I was going to make all of the pages (thousands) subdomains
This is something that the SE's became much more aware of from an SEO perspective, a couple of years ago. There was a time when it seemed that a majority of listings in competitive SERP's were subdomains. Now there seems to be a reasonable ratio of those pages appearing, i.e., more as it might be in the so-callled 'natural Web.'
My 2 cents anyway.
Finally, how are we to know what the statistical distribution of the natural web is? I mean, there does not seem to be a way to make the IA of my site exactly as the normal distribution for a typical site. Do SEs really penelize for this?

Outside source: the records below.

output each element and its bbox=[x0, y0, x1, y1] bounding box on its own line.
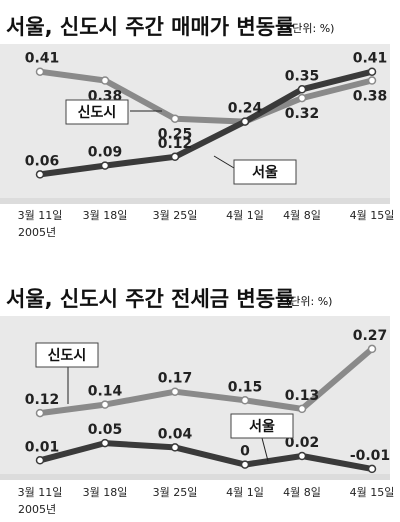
series-line-1 bbox=[37, 68, 375, 178]
data-point bbox=[170, 114, 180, 123]
series-tag-label: 서울 bbox=[249, 418, 275, 435]
data-label: 0.01 bbox=[25, 439, 60, 455]
data-point bbox=[35, 456, 45, 465]
year-note: 2005년 bbox=[18, 226, 56, 239]
data-point bbox=[100, 400, 110, 409]
series-tag-seoul: 서울 bbox=[213, 155, 297, 185]
chart-jeonse-deposit: 서울, 신도시 주간 전세금 변동률 (단위: %) 0.120.140.170… bbox=[0, 287, 394, 516]
x-tick-label: 3월 11일 bbox=[18, 485, 63, 499]
series-tag-sindosi: 신도시 bbox=[65, 99, 162, 125]
label-layer: 0.410.380.250.24 0.320.380.060.090.120.35… bbox=[25, 51, 388, 170]
data-label: 0.27 bbox=[353, 328, 388, 344]
series-layer bbox=[35, 67, 377, 179]
x-tick-label: 3월 11일 bbox=[18, 208, 63, 222]
x-tick-label: 4월 8일 bbox=[283, 485, 321, 499]
unit-note: (단위: %) bbox=[288, 22, 334, 35]
axis-band bbox=[0, 474, 390, 480]
data-label: 0.06 bbox=[25, 153, 60, 169]
x-tick-label: 3월 25일 bbox=[153, 485, 198, 499]
data-label: 0.17 bbox=[158, 371, 193, 387]
data-label: 0.12 bbox=[158, 136, 193, 152]
data-label: 0.24 bbox=[228, 101, 263, 117]
data-point bbox=[297, 85, 307, 94]
tick-layer: 3월 11일 3월 18일 3월 25일 4월 1일 4월 8일 4월 15일 bbox=[18, 485, 395, 499]
tick-layer: 3월 11일 3월 18일 3월 25일 4월 1일 4월 8일 4월 15일 bbox=[18, 208, 395, 222]
data-label: 0.35 bbox=[285, 68, 320, 84]
series-tag-sindosi: 신도시 bbox=[35, 342, 99, 404]
data-label: 0.14 bbox=[88, 384, 123, 400]
x-tick-label: 4월 15일 bbox=[350, 485, 395, 499]
data-point bbox=[240, 396, 250, 405]
data-label: -0.01 bbox=[350, 448, 390, 464]
year-note: 2005년 bbox=[18, 503, 56, 516]
data-point bbox=[297, 404, 307, 414]
series-tag-label: 신도시 bbox=[48, 348, 87, 364]
series-line-0 bbox=[37, 68, 375, 125]
data-point bbox=[367, 76, 377, 85]
data-point bbox=[35, 67, 45, 76]
data-label: 0 bbox=[240, 444, 250, 460]
data-point bbox=[367, 464, 377, 474]
data-label: 0.32 bbox=[285, 106, 320, 122]
data-label: 0.41 bbox=[25, 51, 60, 67]
label-layer: 0.12 0.14 0.17 0.15 0.13 0.27 0.01 0.05 0.04 0 0.0… bbox=[25, 328, 390, 464]
series-tag-seoul: 서울 bbox=[230, 413, 294, 462]
data-point bbox=[100, 76, 110, 85]
data-label: 0.12 bbox=[25, 392, 60, 408]
x-tick-label: 4월 1일 bbox=[226, 485, 264, 499]
chart-title: 서울, 신도시 주간 매매가 변동률 bbox=[6, 15, 294, 39]
data-label: 0.41 bbox=[353, 51, 388, 67]
axis-band bbox=[0, 198, 390, 204]
data-label: 0.09 bbox=[88, 145, 123, 161]
x-tick-label: 3월 25일 bbox=[153, 208, 198, 222]
data-point bbox=[170, 387, 180, 396]
data-point bbox=[100, 438, 110, 448]
data-label: 0.38 bbox=[353, 89, 388, 105]
data-point bbox=[297, 451, 307, 461]
series-line-1 bbox=[37, 440, 375, 472]
data-point bbox=[170, 443, 180, 452]
chart-sales-price: 서울, 신도시 주간 매매가 변동률 (단위: %) 0.410.380.250… bbox=[0, 15, 394, 239]
data-label: 0.02 bbox=[285, 435, 320, 451]
x-tick-label: 3월 18일 bbox=[83, 208, 128, 222]
data-point bbox=[35, 408, 45, 418]
data-label: 0.05 bbox=[88, 422, 123, 438]
data-point bbox=[240, 460, 250, 469]
data-point bbox=[297, 93, 307, 103]
data-label: 0.04 bbox=[158, 426, 193, 442]
data-point bbox=[100, 161, 110, 170]
x-tick-label: 3월 18일 bbox=[83, 485, 128, 499]
chart-title: 서울, 신도시 주간 전세금 변동률 bbox=[6, 287, 294, 311]
data-point bbox=[367, 67, 377, 76]
x-tick-label: 4월 8일 bbox=[283, 208, 321, 222]
data-point bbox=[240, 117, 250, 126]
data-label: 0.13 bbox=[285, 388, 320, 404]
x-tick-label: 4월 1일 bbox=[226, 208, 264, 222]
series-line-0 bbox=[37, 345, 375, 417]
data-point bbox=[170, 152, 180, 162]
data-point bbox=[35, 170, 45, 179]
unit-note: (단위: %) bbox=[286, 295, 332, 308]
series-tag-label: 서울 bbox=[252, 164, 278, 181]
data-label: 0.25 bbox=[158, 127, 193, 143]
series-tag-label: 신도시 bbox=[78, 105, 117, 121]
x-tick-label: 4월 15일 bbox=[350, 208, 395, 222]
data-label: 0.15 bbox=[228, 379, 263, 395]
series-layer bbox=[35, 344, 377, 474]
data-point bbox=[367, 344, 377, 354]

The general wisdom for a while seemed to be it was less a matter of folders away from the root than clicks away from the homepage. But I'm not sure I believe that. In any case, there seems to be little reason to go more then four levels down, and we mainly stay with three...beyond the homepage that is (four total). Often it depends upon the subject matter.
That said, here's some pretty sage advice on site architecure and theme pyramids [searchengineworld.com], here.

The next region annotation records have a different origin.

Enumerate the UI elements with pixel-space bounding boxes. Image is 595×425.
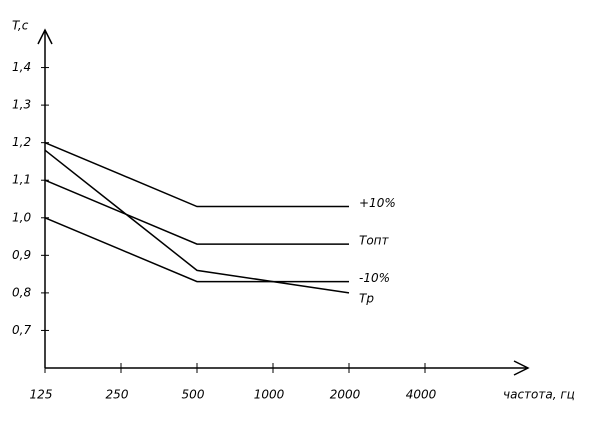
- x-axis-arrow: [513, 360, 530, 376]
- series-line: [44, 217, 349, 283]
- x-tick-label: 4000: [406, 388, 437, 402]
- y-tick-label: 1,1: [12, 173, 31, 187]
- x-tick-label: 1000: [254, 388, 285, 402]
- x-tick-label: 2000: [330, 388, 361, 402]
- y-tick-label: 1,4: [12, 60, 31, 74]
- x-tick-label: 125: [30, 388, 53, 402]
- y-axis-arrow: [37, 28, 53, 45]
- x-tick-label: 500: [182, 388, 205, 402]
- x-axis-label: частота, гц: [503, 388, 575, 402]
- series-label: -10%: [359, 271, 390, 285]
- series-line: [44, 179, 349, 245]
- y-tick-label: 1,3: [12, 98, 31, 112]
- y-tick-label: 0,8: [12, 285, 31, 299]
- series-line: [44, 141, 349, 208]
- y-axis-label: T,c: [12, 19, 29, 33]
- y-tick-label: 1,2: [12, 135, 31, 149]
- series-label: +10%: [359, 196, 396, 210]
- series-line: [44, 149, 350, 294]
- y-tick-label: 0,7: [12, 323, 31, 337]
- y-tick-label: 0,9: [12, 248, 31, 262]
- series-label: Тр: [359, 291, 374, 305]
- series-label: Топт: [359, 234, 390, 248]
- x-tick-label: 250: [106, 388, 129, 402]
- y-tick-label: 1,0: [12, 210, 31, 224]
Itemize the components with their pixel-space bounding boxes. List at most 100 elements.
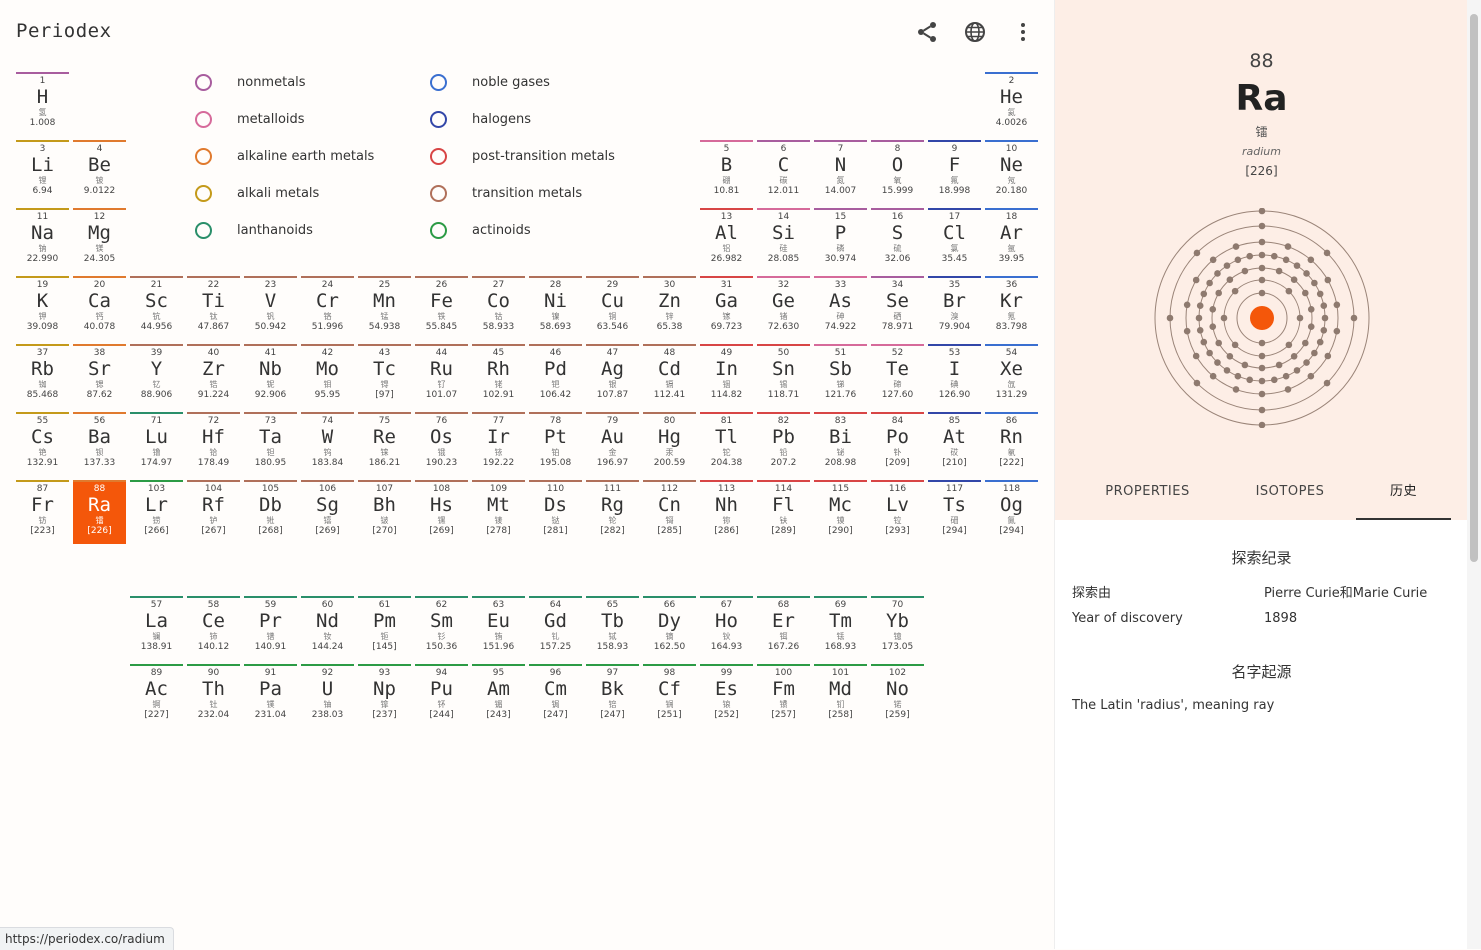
element-cell-ir[interactable]: 77 Ir 铱 192.22	[472, 412, 525, 476]
element-cell-lv[interactable]: 116 Lv 𫟷 [293]	[871, 480, 924, 544]
element-cell-os[interactable]: 76 Os 锇 190.23	[415, 412, 468, 476]
element-cell-lu[interactable]: 71 Lu 镥 174.97	[130, 412, 183, 476]
element-cell-mg[interactable]: 12 Mg 镁 24.305	[73, 208, 126, 272]
element-cell-mo[interactable]: 42 Mo 钼 95.95	[301, 344, 354, 408]
element-cell-bh[interactable]: 107 Bh 𬭛 [270]	[358, 480, 411, 544]
element-cell-ar[interactable]: 18 Ar 氩 39.95	[985, 208, 1038, 272]
element-cell-pt[interactable]: 78 Pt 铂 195.08	[529, 412, 582, 476]
element-cell-rf[interactable]: 104 Rf 𬬻 [267]	[187, 480, 240, 544]
element-cell-as[interactable]: 33 As 砷 74.922	[814, 276, 867, 340]
element-cell-sg[interactable]: 106 Sg 𬭳 [269]	[301, 480, 354, 544]
element-cell-li[interactable]: 3 Li 锂 6.94	[16, 140, 69, 204]
element-cell-in[interactable]: 49 In 铟 114.82	[700, 344, 753, 408]
element-cell-cl[interactable]: 17 Cl 氯 35.45	[928, 208, 981, 272]
element-cell-eu[interactable]: 63 Eu 铕 151.96	[472, 596, 525, 660]
element-cell-i[interactable]: 53 I 碘 126.90	[928, 344, 981, 408]
element-cell-tm[interactable]: 69 Tm 铥 168.93	[814, 596, 867, 660]
element-cell-pm[interactable]: 61 Pm 钷 [145]	[358, 596, 411, 660]
element-cell-b[interactable]: 5 B 硼 10.81	[700, 140, 753, 204]
element-cell-w[interactable]: 74 W 钨 183.84	[301, 412, 354, 476]
element-cell-nd[interactable]: 60 Nd 钕 144.24	[301, 596, 354, 660]
element-cell-la[interactable]: 57 La 镧 138.91	[130, 596, 183, 660]
element-cell-si[interactable]: 14 Si 硅 28.085	[757, 208, 810, 272]
element-cell-be[interactable]: 4 Be 铍 9.0122	[73, 140, 126, 204]
element-cell-cu[interactable]: 29 Cu 铜 63.546	[586, 276, 639, 340]
element-cell-f[interactable]: 9 F 氟 18.998	[928, 140, 981, 204]
element-cell-dy[interactable]: 66 Dy 镝 162.50	[643, 596, 696, 660]
element-cell-re[interactable]: 75 Re 铼 186.21	[358, 412, 411, 476]
element-cell-po[interactable]: 84 Po 钋 [209]	[871, 412, 924, 476]
tab-isotopes[interactable]: ISOTOPES	[1255, 484, 1325, 499]
element-cell-na[interactable]: 11 Na 钠 22.990	[16, 208, 69, 272]
element-cell-nh[interactable]: 113 Nh 鿭 [286]	[700, 480, 753, 544]
element-cell-ta[interactable]: 73 Ta 钽 180.95	[244, 412, 297, 476]
element-cell-at[interactable]: 85 At 砹 [210]	[928, 412, 981, 476]
element-cell-tb[interactable]: 65 Tb 铽 158.93	[586, 596, 639, 660]
element-cell-sb[interactable]: 51 Sb 锑 121.76	[814, 344, 867, 408]
element-cell-ru[interactable]: 44 Ru 钌 101.07	[415, 344, 468, 408]
element-cell-u[interactable]: 92 U 铀 238.03	[301, 664, 354, 728]
element-cell-am[interactable]: 95 Am 镅 [243]	[472, 664, 525, 728]
element-cell-y[interactable]: 39 Y 钇 88.906	[130, 344, 183, 408]
element-cell-bk[interactable]: 97 Bk 锫 [247]	[586, 664, 639, 728]
element-cell-v[interactable]: 23 V 钒 50.942	[244, 276, 297, 340]
element-cell-pd[interactable]: 46 Pd 钯 106.42	[529, 344, 582, 408]
element-cell-rb[interactable]: 37 Rb 铷 85.468	[16, 344, 69, 408]
tab-history[interactable]: 历史	[1356, 478, 1451, 520]
element-cell-ho[interactable]: 67 Ho 钬 164.93	[700, 596, 753, 660]
element-cell-gd[interactable]: 64 Gd 钆 157.25	[529, 596, 582, 660]
element-cell-ni[interactable]: 28 Ni 镍 58.693	[529, 276, 582, 340]
element-cell-ac[interactable]: 89 Ac 锕 [227]	[130, 664, 183, 728]
element-cell-fr[interactable]: 87 Fr 钫 [223]	[16, 480, 69, 544]
element-cell-n[interactable]: 7 N 氮 14.007	[814, 140, 867, 204]
share-icon[interactable]	[915, 20, 939, 44]
element-cell-he[interactable]: 2 He 氦 4.0026	[985, 72, 1038, 136]
element-cell-ba[interactable]: 56 Ba 钡 137.33	[73, 412, 126, 476]
element-cell-se[interactable]: 34 Se 硒 78.971	[871, 276, 924, 340]
element-cell-zr[interactable]: 40 Zr 锆 91.224	[187, 344, 240, 408]
element-cell-sm[interactable]: 62 Sm 钐 150.36	[415, 596, 468, 660]
element-cell-sn[interactable]: 50 Sn 锡 118.71	[757, 344, 810, 408]
element-cell-er[interactable]: 68 Er 铒 167.26	[757, 596, 810, 660]
element-cell-mc[interactable]: 115 Mc 镆 [290]	[814, 480, 867, 544]
element-cell-pr[interactable]: 59 Pr 镨 140.91	[244, 596, 297, 660]
element-cell-h[interactable]: 1 H 氢 1.008	[16, 72, 69, 136]
element-cell-ga[interactable]: 31 Ga 镓 69.723	[700, 276, 753, 340]
element-cell-xe[interactable]: 54 Xe 氙 131.29	[985, 344, 1038, 408]
element-cell-co[interactable]: 27 Co 钴 58.933	[472, 276, 525, 340]
element-cell-k[interactable]: 19 K 钾 39.098	[16, 276, 69, 340]
element-cell-yb[interactable]: 70 Yb 镱 173.05	[871, 596, 924, 660]
element-cell-cd[interactable]: 48 Cd 镉 112.41	[643, 344, 696, 408]
page-scrollbar[interactable]	[1467, 0, 1481, 949]
element-cell-cn[interactable]: 112 Cn 鿔 [285]	[643, 480, 696, 544]
element-cell-mn[interactable]: 25 Mn 锰 54.938	[358, 276, 411, 340]
element-cell-nb[interactable]: 41 Nb 铌 92.906	[244, 344, 297, 408]
element-cell-ge[interactable]: 32 Ge 锗 72.630	[757, 276, 810, 340]
element-cell-hf[interactable]: 72 Hf 铪 178.49	[187, 412, 240, 476]
element-cell-ra[interactable]: 88 Ra 镭 [226]	[73, 480, 126, 544]
element-cell-ds[interactable]: 110 Ds 𫟼 [281]	[529, 480, 582, 544]
element-cell-c[interactable]: 6 C 碳 12.011	[757, 140, 810, 204]
element-cell-rh[interactable]: 45 Rh 铑 102.91	[472, 344, 525, 408]
element-cell-ag[interactable]: 47 Ag 银 107.87	[586, 344, 639, 408]
element-cell-ce[interactable]: 58 Ce 铈 140.12	[187, 596, 240, 660]
element-cell-p[interactable]: 15 P 磷 30.974	[814, 208, 867, 272]
element-cell-mt[interactable]: 109 Mt 鿏 [278]	[472, 480, 525, 544]
element-cell-cs[interactable]: 55 Cs 铯 132.91	[16, 412, 69, 476]
element-cell-fe[interactable]: 26 Fe 铁 55.845	[415, 276, 468, 340]
element-cell-te[interactable]: 52 Te 碲 127.60	[871, 344, 924, 408]
element-cell-al[interactable]: 13 Al 铝 26.982	[700, 208, 753, 272]
element-cell-lr[interactable]: 103 Lr 铹 [266]	[130, 480, 183, 544]
element-cell-cm[interactable]: 96 Cm 锔 [247]	[529, 664, 582, 728]
element-cell-th[interactable]: 90 Th 钍 232.04	[187, 664, 240, 728]
element-cell-ne[interactable]: 10 Ne 氖 20.180	[985, 140, 1038, 204]
element-cell-fm[interactable]: 100 Fm 镄 [257]	[757, 664, 810, 728]
element-cell-cr[interactable]: 24 Cr 铬 51.996	[301, 276, 354, 340]
element-cell-tl[interactable]: 81 Tl 铊 204.38	[700, 412, 753, 476]
element-cell-pb[interactable]: 82 Pb 铅 207.2	[757, 412, 810, 476]
element-cell-hs[interactable]: 108 Hs 𬭶 [269]	[415, 480, 468, 544]
element-cell-cf[interactable]: 98 Cf 锎 [251]	[643, 664, 696, 728]
element-cell-rg[interactable]: 111 Rg 𬬭 [282]	[586, 480, 639, 544]
globe-icon[interactable]	[963, 20, 987, 44]
element-cell-pa[interactable]: 91 Pa 镤 231.04	[244, 664, 297, 728]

If anything, recently it seems that G in particular is worrying less about whether a page is linked form the homepage or not. Right now, they seem to like well optimized pages that are two clicks away from the homepage.
Whatever, it all goes back to make a structure the use can navigate easily and that makes sense logically to SE's and users alike.
Widgets.com/small-widgets/blue.htm makes sense to most everyone.